Other items will feature furnishings, original artwork, Oriental rugs, glass and china, antique lighting (to include banquet lamps and reverse painted table lamps), garden statuary and large planters, antique clocks (to include an early 19th century Eli Terry pillar-and-scroll clock, an Elmer Stennis banjo clock, a swinging statue clock and other 19th century clocks), and window treatments (some with stunning flower rose patterns).

Anthony Morss was born in Boston and studied at the New England Conservatory and National Orchestra Association in New York. While still a student, he was picked by Leopold Stokowski to be choral master and associate conductor for his Symphony of the Air. This led to prominent positions at Julliard, the Norwalk Symphony and the Majorca Symphony in Spain.

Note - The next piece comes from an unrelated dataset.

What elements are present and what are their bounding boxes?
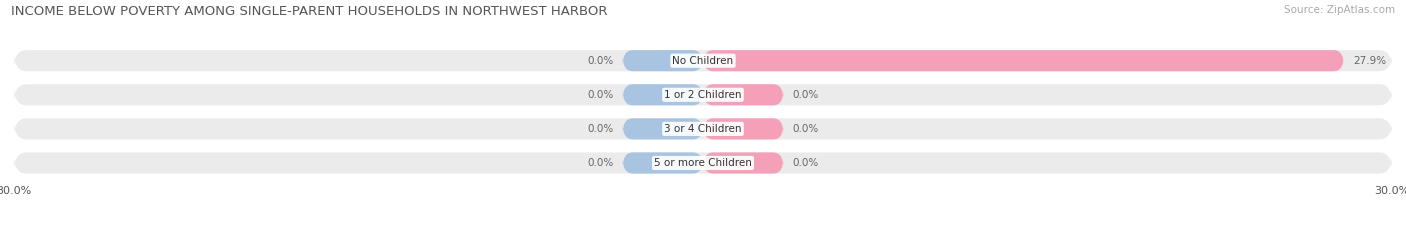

Morss has guest-conducted the Madrid, Barcelona, Marseilles and Cape Town symphonies, as well as the Tampa Bay Opera, the New York Lyric Opera, the National Grand Opera and many others. A high point in his career came in 1976, when he conducted the American premiere of Massenet’s “Marie Magdalene” with Regine Crespin at Avery Fisher Hall.

In 1978, Morss led a production of the Marseilles Opera with Marton, Aragall and Wixell. At Tully Hall, 1990, he conducted a concert version of “Fidelio” with original instruments, the first such performance of standard repertory opera in New York. He was appointed to his current post with NJAVO in 1995. He is also music director of the Lubo Opera Company (N.J.).

This rare 1908 St. Gaudens $20 gold coin is one many gold and silver coins to be offered.

Also sold will be fine diamond jewelry, gold and silver coins (to include a rare $20 St. Gaudens gold coin, a $5 Indian head gold coin and a $2 ½ Indian head gold coin) mirrors, bedrooms, dining room sofas, pullout couches, decorative floral arrangements, a wonderful baker’s rack, an oak corner hutch, a two-door oak hutch, many serving plates, bowls and dishes.

Additional offerings will feature fireplace accessories (to include brass decorative tools and screens), Oriental wall hangings and wall tapestries. Also, books belonging to Morss’ late wife, a former culinary chef, will be sold, among them collectible vintage cookbooks. Other books, kept in a separate library and including handsome leather-bound volumes, will also be sold. At press time, still more items from this well-stocked and beautifully maintained home were being inventoried.

“This will be a discovery sale in the true sense of the word, as the massive contents of Mr. Morss’ beautiful home will be uncovered right up to the day of the auction,” Chapulis said, adding that photos of many of the items could be viewed on his website (timsauction.com). Phone and absentee bids will be accepted for this auction.

Admittance to the auction and preview will be a suggested $5 donation for St. Jude Children’s Research Hospital, in memory of Peter W. Chapulis, Tim’s late father.